The area known as
Cocoraque...
was homesteaded in the 1890s by Oscar Robles, Sr.’s grandfather. Cocoraque is one of the oldest working cattle ranches in Southern Arizona and is located approximately 7 miles west of the Sonoran Desert Museum.

Cocoraque has had continuous human habitation for over 2000 years.


Around 300 B.C., a culture of people, thought to be ancestors of the Pima and Papago tribes, known to us as the Hohokam, migrated from the south to this area and began farming and living in semi-permanent dwellings. The evidence of their presence still lingers today in the sands of the desert and the rock outcrops that dot this area in art forms of petroglyphs that are chipped into the granite boulders.

The ranch, now located in the Avra Valley is the last remnants of a huge Mexican grant that extended from below the present Mexican border to a line somewhere north of the present ranch border.
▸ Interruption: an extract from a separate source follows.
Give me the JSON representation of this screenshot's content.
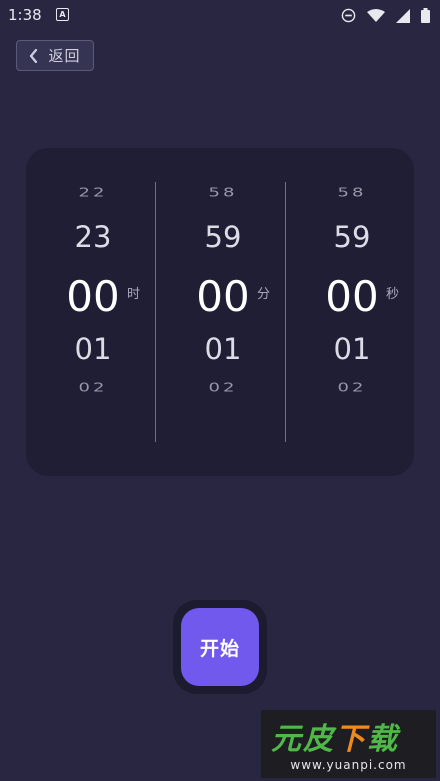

The original owner, Sr. Benito Robles, consolidated the holdings by mutual agreement with other Spanish (Mexican) landowners in the region when the territory was still part of Mexico. Sr. Robles was one of the principal governing authorities in the region. After the Treaty of Guadalupe Hidalgo between the USA and Mexico in 1848, the Arizona Territory was created. This caused difficulties in title and ownership of land, so for a period of 4 years, the ranch was the site of an Apache encampment until the U.S. Cavalry arrived.

Jesus Arvizu, a Tucson native and third generation cattle rancher whose ancestry line originates from Nacosari and San Pedro de la Quierva, Sonora, Mexico, is owner and operates the ranch.